When one realizes that everybody was wounded and may still be smarting, one finds it in the heart the strength to forgive.

Change Your Viewpoint

Try and shift your viewpoint so you can observe the whole offending situation from the offender’s position. This will enable you to see the situation in a slightly different light, and it may well take the edge off your anger. Another idea is to compose a letter that the offender might have written to you. When you have stepped out of the role of the victim you will surely feel stronger and more self-confident.

Make your Sufferings Meaningful

Our sufferings, even if we are not aware of it, have meaning, which is to be discovered. We don’t suffer for nothing; these unpleasant periods bring something into our lives, often positive things that usually remain unacknowledged. It is better if we find out about all the consequences of our sufferings and ponder over them.

When you think of your inner wounds, try to see what you gained from them.

Discovering the meaning behind suffering is not a cure, don’t expect immediate alleviation, but what it grants is the reasons that impregnate all events of our lives.

Search for the Positive

Not allowing yourself to remain under the shadow of pain, concentrate on the individual who wounded you and write down everything positive about your relationship.
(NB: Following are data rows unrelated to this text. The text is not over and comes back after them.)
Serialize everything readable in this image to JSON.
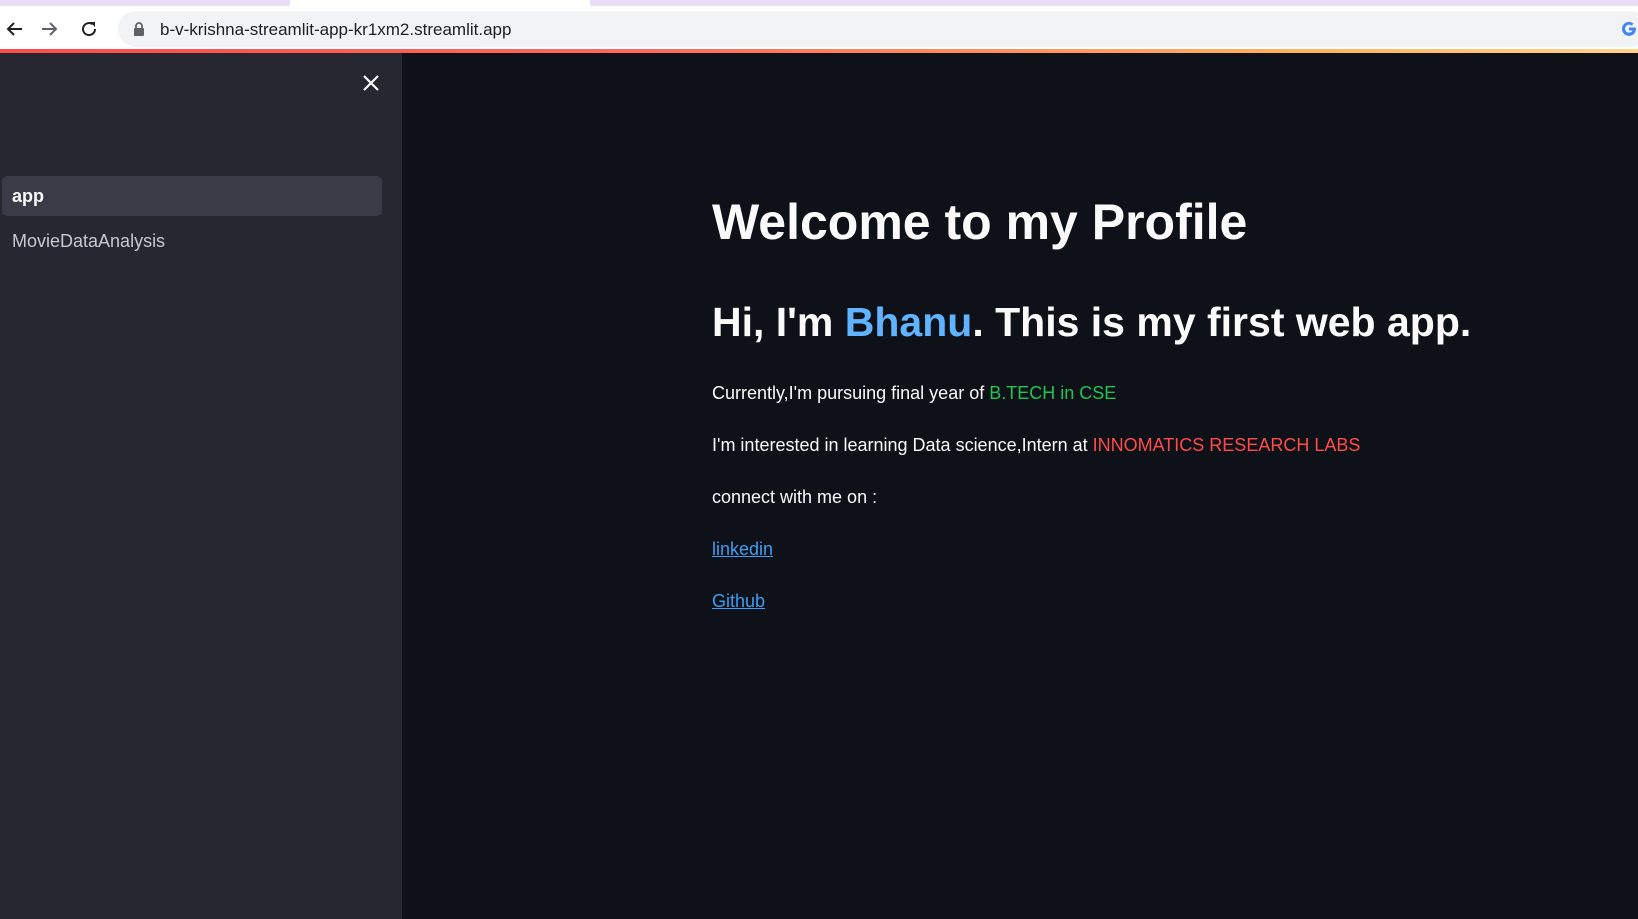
{
  "browser": {
    "url": "b-v-krishna-streamlit-app-kr1xm2.streamlit.app"
  },
  "sidebar": {
    "items": [
      {
        "label": "app",
        "active": true
      },
      {
        "label": "MovieDataAnalysis",
        "active": false
      }
    ]
  },
  "main": {
    "title": "Welcome to my Profile",
    "subtitle": {
      "prefix": "Hi, I'm ",
      "name": "Bhanu",
      "suffix": ". This is my first web app."
    },
    "line1": {
      "text": "Currently,I'm pursuing final year of ",
      "highlight": "B.TECH in CSE"
    },
    "line2": {
      "text": "I'm interested in learning Data science,Intern at ",
      "highlight": "INNOMATICS RESEARCH LABS"
    },
    "line3": {
      "text": "connect with me on :"
    },
    "links": {
      "linkedin": "linkedin",
      "github": "Github"
    }
  },
  "colors": {
    "background": "#0e1117",
    "sidebar": "#262730",
    "name_highlight": "#60b4ff",
    "green_highlight": "#21c354",
    "red_highlight": "#ff4b4b",
    "link": "#3d9df3"
  }
}
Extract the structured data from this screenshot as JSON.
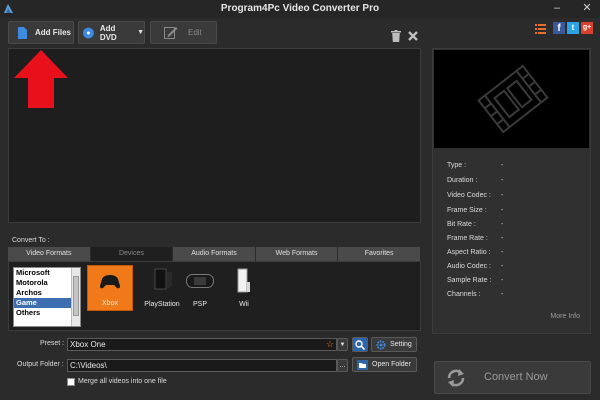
{
  "window": {
    "title": "Program4Pc Video Converter Pro"
  },
  "toolbar": {
    "add_files": "Add Files",
    "add_dvd": "Add DVD",
    "edit": "Edit"
  },
  "info": {
    "rows": [
      {
        "key": "Type :",
        "value": "-"
      },
      {
        "key": "Duration :",
        "value": "-"
      },
      {
        "key": "Video Codec :",
        "value": "-"
      },
      {
        "key": "Frame Size :",
        "value": "-"
      },
      {
        "key": "Bit Rate :",
        "value": "-"
      },
      {
        "key": "Frame Rate :",
        "value": "-"
      },
      {
        "key": "Aspect Ratio :",
        "value": "-"
      },
      {
        "key": "Audio Codec :",
        "value": "-"
      },
      {
        "key": "Sample Rate :",
        "value": "-"
      },
      {
        "key": "Channels :",
        "value": "-"
      }
    ],
    "more_info": "More Info"
  },
  "convert_to": {
    "label": "Convert To :",
    "tabs": [
      "Video Formats",
      "Devices",
      "Audio Formats",
      "Web Formats",
      "Favorites"
    ],
    "active_tab": "Devices",
    "brands": [
      "Microsoft",
      "Motorola",
      "Archos",
      "Game",
      "Others"
    ],
    "selected_brand": "Game",
    "devices": [
      "Xbox",
      "PlayStation",
      "PSP",
      "Wii"
    ],
    "selected_device": "Xbox"
  },
  "preset": {
    "label": "Preset :",
    "value": "Xbox One",
    "setting_label": "Setting"
  },
  "output": {
    "label": "Output Folder :",
    "value": "C:\\Videos\\",
    "browse_label": "...",
    "open_folder_label": "Open Folder"
  },
  "merge": {
    "label": "Merge all videos into one file"
  },
  "convert_now": {
    "label": "Convert Now"
  },
  "colors": {
    "accent_orange": "#f07a1a",
    "arrow_red": "#e8101a",
    "selection_blue": "#3d6fb0"
  },
  "icons": {
    "social": [
      "list-icon",
      "facebook-icon",
      "twitter-icon",
      "google-plus-icon"
    ],
    "toolbar": [
      "file-icon",
      "disc-icon",
      "edit-icon",
      "trash-icon",
      "close-icon"
    ]
  }
}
Since you were piqued by the individual’s remarks he or she means something to you, and you value their opinion. So, re-balance the relationship after sustaining a blow.

Ceremony

Supposing your offender caused you so much pain that you no longer want to remain their friend. Arrange some sort of ceremony to mark your break-up. It can be a small bonfire of their letters or a picture of them going away from your life.

Forgive Yourself

It may well turn out that you are the person whom you need to forgive. You have figured out that it was you who was in the wrong in the situation and, in consequence, you wounded somebody. Think whether you had a real choice at the time – if you didn’t, well, you couldn’t have acted in a different manner. There was no other way the situation could have come off.

If you succeeded in wiping off the hurt and leave the past behind you, you will be rewarded by an overpowering sense of relief and freedom. Your future life will be brighter and more contented for that, free of unnecessary bitterness and angst. It is an inspiring feeling.